The Democratic leadership on Capitol Hill has circled the wagons in defense of the party’s determination to roll the dice with American national security.
Senators Jay Rockefeller and Patrick Leahy joined Representatives Silvestre Reyes and John Conyers in penning a fatuous op-ed in the Washington Post Monday. The four are chairs of the intelligence and judiciary committees of, respectively, the Senate and House. They claim that the White House is engaged in fear-mongering when it decries the failure of House Democrats to enact a reform measure that would have preserved essential intelligence-collection authority — a bill that passed in the Democrat-controlled Senate by an overwhelming two-to-one margin and would similarly sail through the House if Speaker Nancy Pelosi would allow it to come to the floor.



The op-ed marks a dramatic shift for Rockefeller. The West Virginia Democrat championed the Senate bill, which was voted out of his committee by a 13-2 landslide. As recently as February 14, he was quite candid in
acknowledging that the consequence of allowing the Protect America Act (PAA) to lapse, as it did a little over a week ago when House Democrats refused to act, would be “degraded” intelligence-collection capacity.
Now, however, with his fellow Democrats getting hammered as unserious about protecting American lives, it’s evidently time to close ranks. Rockefeller has suddenly joined the “Everything Is Beautiful” chorus that claims the sun’s setting on the PAA is really no big deal since any security gaps can still be filled by FISA — the ill-conceived, obsolete Foreign Intelligence Surveillance Act of 1978.
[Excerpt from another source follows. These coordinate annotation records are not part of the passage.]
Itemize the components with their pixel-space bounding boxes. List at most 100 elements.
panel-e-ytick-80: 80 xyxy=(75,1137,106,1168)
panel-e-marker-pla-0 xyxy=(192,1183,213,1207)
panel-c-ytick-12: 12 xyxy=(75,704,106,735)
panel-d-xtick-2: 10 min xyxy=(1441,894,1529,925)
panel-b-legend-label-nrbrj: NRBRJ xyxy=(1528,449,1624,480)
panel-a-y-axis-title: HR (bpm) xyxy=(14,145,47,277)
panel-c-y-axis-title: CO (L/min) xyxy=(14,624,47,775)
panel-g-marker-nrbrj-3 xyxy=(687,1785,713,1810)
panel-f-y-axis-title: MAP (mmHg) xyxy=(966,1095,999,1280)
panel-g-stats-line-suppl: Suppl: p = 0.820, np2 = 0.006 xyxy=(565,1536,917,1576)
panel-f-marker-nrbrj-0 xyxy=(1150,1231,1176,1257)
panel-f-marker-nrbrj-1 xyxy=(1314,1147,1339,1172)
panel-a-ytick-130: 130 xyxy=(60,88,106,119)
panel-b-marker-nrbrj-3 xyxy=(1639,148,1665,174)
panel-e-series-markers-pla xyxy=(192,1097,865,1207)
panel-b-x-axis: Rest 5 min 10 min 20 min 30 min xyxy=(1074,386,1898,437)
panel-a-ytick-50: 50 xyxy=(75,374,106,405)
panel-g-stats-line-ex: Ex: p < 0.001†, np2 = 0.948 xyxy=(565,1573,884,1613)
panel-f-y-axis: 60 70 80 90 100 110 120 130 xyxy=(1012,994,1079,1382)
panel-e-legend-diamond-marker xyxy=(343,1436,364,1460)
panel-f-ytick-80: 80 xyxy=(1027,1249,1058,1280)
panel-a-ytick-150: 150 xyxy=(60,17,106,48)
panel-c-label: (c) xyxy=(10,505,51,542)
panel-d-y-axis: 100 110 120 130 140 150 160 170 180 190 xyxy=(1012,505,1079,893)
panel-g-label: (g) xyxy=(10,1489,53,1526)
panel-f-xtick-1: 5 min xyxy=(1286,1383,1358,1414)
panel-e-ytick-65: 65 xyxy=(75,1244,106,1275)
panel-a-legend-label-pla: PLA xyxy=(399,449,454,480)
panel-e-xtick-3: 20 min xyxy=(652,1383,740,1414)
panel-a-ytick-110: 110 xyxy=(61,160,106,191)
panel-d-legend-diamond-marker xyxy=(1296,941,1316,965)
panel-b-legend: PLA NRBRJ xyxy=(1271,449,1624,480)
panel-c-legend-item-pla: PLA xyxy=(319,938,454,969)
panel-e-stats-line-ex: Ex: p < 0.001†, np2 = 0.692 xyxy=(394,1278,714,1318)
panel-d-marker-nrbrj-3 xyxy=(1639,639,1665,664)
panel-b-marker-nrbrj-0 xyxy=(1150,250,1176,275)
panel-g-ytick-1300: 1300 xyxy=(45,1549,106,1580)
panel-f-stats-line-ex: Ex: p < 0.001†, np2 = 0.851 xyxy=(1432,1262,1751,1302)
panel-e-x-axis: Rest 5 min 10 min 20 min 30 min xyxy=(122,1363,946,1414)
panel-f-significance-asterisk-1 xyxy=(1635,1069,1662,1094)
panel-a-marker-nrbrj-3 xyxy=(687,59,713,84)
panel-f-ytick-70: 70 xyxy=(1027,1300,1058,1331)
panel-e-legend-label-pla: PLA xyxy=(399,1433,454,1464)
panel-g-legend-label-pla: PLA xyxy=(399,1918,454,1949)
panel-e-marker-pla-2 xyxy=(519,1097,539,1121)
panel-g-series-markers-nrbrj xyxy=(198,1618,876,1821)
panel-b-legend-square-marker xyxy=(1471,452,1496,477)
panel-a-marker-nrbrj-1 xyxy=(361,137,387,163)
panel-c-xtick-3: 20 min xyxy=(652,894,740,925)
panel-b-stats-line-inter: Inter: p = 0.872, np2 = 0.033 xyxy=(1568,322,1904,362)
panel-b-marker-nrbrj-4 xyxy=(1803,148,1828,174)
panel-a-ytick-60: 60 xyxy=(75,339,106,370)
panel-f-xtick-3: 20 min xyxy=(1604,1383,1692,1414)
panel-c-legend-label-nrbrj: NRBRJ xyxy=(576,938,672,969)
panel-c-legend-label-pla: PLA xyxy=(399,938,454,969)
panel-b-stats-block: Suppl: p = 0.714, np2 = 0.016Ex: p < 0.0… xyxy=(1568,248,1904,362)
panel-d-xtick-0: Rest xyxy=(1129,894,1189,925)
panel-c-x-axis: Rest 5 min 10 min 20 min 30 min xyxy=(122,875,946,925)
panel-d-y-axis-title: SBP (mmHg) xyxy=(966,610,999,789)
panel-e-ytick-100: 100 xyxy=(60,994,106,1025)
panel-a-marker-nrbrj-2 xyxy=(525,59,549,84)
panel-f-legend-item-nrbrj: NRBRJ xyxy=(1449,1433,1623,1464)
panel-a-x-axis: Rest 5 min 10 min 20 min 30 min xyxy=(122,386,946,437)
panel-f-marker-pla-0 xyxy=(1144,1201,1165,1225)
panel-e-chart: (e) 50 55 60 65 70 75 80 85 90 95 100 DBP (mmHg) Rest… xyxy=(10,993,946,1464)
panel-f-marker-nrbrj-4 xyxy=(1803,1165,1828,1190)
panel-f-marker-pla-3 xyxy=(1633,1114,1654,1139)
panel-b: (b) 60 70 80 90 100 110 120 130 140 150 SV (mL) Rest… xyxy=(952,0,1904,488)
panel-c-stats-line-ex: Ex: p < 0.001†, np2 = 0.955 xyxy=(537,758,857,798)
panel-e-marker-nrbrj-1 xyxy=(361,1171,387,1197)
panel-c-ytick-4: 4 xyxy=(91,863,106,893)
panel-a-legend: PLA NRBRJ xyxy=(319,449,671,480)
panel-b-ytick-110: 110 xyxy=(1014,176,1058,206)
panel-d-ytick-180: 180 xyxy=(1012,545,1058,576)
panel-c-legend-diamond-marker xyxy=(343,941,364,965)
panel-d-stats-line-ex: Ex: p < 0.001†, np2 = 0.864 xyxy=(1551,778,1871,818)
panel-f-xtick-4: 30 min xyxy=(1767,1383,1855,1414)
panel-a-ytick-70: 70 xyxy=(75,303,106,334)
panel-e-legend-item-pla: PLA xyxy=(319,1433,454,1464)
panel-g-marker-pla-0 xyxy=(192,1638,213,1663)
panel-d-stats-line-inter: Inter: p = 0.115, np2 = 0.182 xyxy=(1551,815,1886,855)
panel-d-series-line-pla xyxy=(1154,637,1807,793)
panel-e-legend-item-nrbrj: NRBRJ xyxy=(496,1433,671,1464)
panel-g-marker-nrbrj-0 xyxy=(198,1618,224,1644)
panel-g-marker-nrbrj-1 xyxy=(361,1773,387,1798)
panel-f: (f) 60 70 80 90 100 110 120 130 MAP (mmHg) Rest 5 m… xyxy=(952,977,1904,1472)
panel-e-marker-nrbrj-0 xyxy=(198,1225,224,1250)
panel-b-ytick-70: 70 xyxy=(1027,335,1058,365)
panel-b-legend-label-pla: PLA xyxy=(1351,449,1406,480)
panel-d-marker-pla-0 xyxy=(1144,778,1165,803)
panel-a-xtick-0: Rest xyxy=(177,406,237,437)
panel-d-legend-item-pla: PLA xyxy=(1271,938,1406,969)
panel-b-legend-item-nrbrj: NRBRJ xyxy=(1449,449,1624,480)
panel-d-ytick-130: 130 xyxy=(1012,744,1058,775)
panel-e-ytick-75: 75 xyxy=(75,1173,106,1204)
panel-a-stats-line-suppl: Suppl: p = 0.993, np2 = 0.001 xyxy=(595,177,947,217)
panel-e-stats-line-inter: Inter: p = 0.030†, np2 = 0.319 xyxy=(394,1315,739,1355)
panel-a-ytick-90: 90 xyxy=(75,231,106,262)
But the chorus is unconvincing and the lawyerly strains of the lawmakers’ own words give the game away. Note the strategic insertion of the word
known (which I italicize below), as they claim that
our country did not “go dark” on Feb. 16 when the Protect America Act (PAA) expired. Despite President Bush’s overheated rhetoric on this issue, the government's orders under that act will last until at least August. These orders could cover every known terrorist group and foreign target. No surveillance stopped. If a new member of a known group, a new phone number or a new e-mail address is identified, U.S. intelligence can add it to the existing orders, and surveillance can begin immediately.
Yes, as has been freely conceded by the administration and critics of the House Democrats’ dereliction, even though the PAA has lapsed, any surveillance directives that have been approved since it was enacted last August may continue to run for one year from the date they began. That helps us with all the terrorist groups we already know about. Moreover, these directives — which are classified, so we don’t know exactly what they say — apparently feature anticipatory triggers which permit newly identified operatives to come under surveillance if they are tied to known terrorist groups. Thus, there is authority for the next few months for monitoring some new players.
But not all new players. If new groups emerge, the previously issued PAA directives will not permit surveillance of them and their operatives.
And new groups are emerging all the time — highly capable new groups. Recent intelligence estimates indicate that just in the Afghanistan/Pakistan border region, nearly a quarter million men have received some measure of paramilitary training in jihadist camps. Does anyone really think we have a handle on more than a bare fraction of these potential threats?
There is usually no requirement that these men join al-Qaeda or the Taliban in order to get the training. Many of them come from afar and take what they’ve learned back home to Europe, Northern and Eastern Africa, the Indian subcontinent, South and Central America, Canada, and even the United States. They recruit and train their own new cells — which are unknown to our intelligence community.
Furthermore, even without the mediating influence of known terrorist organizations and their training facilities, radicalization is a worldwide phenomenon. As I’ve previously noted, the July 2007 National Intelligence Estimate stated:
globalization trends and recent technological advances will continue to enable even small numbers of alienated people to find and connect with one another, justify and intensify their anger, and mobilize resources to attack — all without requiring a centralized terrorist organization, training camp, or leader.